The Minnetonka High School Writing Center blog is the only exemplary blog we selected that has tutor reflection as one of its central goals. However, the blog is run in a way that integrates it effectively into the training for peer writing tutors, making it active and sustainable. Each year, the blog has co-editors selected from among the tutors, who are called coaches. The blog is a place for the coaches to use writing as a medium to explore literary or cultural topics or for the writers to reflect on the value of the blog to themselves as developing writers. The blog also has other engagement opportunities; for instance, the coaches review writing spots in the local community—a clear instance of larger integration—and give them "Hemingways" (one writing location got 4 out of 5 Hemingways).

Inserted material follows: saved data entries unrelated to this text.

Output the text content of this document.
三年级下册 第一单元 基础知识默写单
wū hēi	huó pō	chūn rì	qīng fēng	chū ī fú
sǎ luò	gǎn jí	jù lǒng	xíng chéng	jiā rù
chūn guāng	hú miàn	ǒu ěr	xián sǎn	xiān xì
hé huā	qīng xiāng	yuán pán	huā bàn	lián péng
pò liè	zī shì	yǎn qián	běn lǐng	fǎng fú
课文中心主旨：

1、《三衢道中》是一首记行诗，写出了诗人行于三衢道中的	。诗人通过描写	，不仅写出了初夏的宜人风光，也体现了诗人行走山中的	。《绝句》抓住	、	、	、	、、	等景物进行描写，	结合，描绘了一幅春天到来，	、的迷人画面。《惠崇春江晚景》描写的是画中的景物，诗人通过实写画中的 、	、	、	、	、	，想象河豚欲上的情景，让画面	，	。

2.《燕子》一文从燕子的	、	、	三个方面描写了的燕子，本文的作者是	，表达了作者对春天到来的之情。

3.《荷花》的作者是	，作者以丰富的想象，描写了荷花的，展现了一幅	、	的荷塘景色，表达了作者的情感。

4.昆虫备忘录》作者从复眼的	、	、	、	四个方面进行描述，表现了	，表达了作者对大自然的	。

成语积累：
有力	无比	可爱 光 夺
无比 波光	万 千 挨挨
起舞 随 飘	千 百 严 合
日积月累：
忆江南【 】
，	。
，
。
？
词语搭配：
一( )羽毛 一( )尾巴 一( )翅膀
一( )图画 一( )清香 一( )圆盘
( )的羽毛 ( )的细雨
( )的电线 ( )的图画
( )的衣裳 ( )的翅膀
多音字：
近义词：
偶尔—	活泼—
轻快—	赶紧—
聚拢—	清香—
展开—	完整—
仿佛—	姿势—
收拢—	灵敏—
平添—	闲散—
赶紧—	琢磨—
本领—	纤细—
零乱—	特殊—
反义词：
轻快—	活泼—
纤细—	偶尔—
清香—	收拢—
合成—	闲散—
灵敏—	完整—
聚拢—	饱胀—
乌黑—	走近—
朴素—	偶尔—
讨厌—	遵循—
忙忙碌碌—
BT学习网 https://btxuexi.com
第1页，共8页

These features enable the blog to be effectively integrated into the training for these high school writing center coaches, and participation in the blog is also an important development opportunity for the students who are themselves seeking to integrate into a community of expert student writers. Recent posts from spring 2020, in their "Inspirational Iota" category, also demonstrate integration with the larger campus culture: They prompt students to write about taking a voyage outside (during the time of quarantine). Another post from January 2020, for example, offered a challenge to its readers to "write a piece in three different styles to celebrate branching out and trying new things" ("Writing Prompts," 2020). These posts show integration in that they connect to their school's writers and demonstrate awareness of their audience's writing contexts.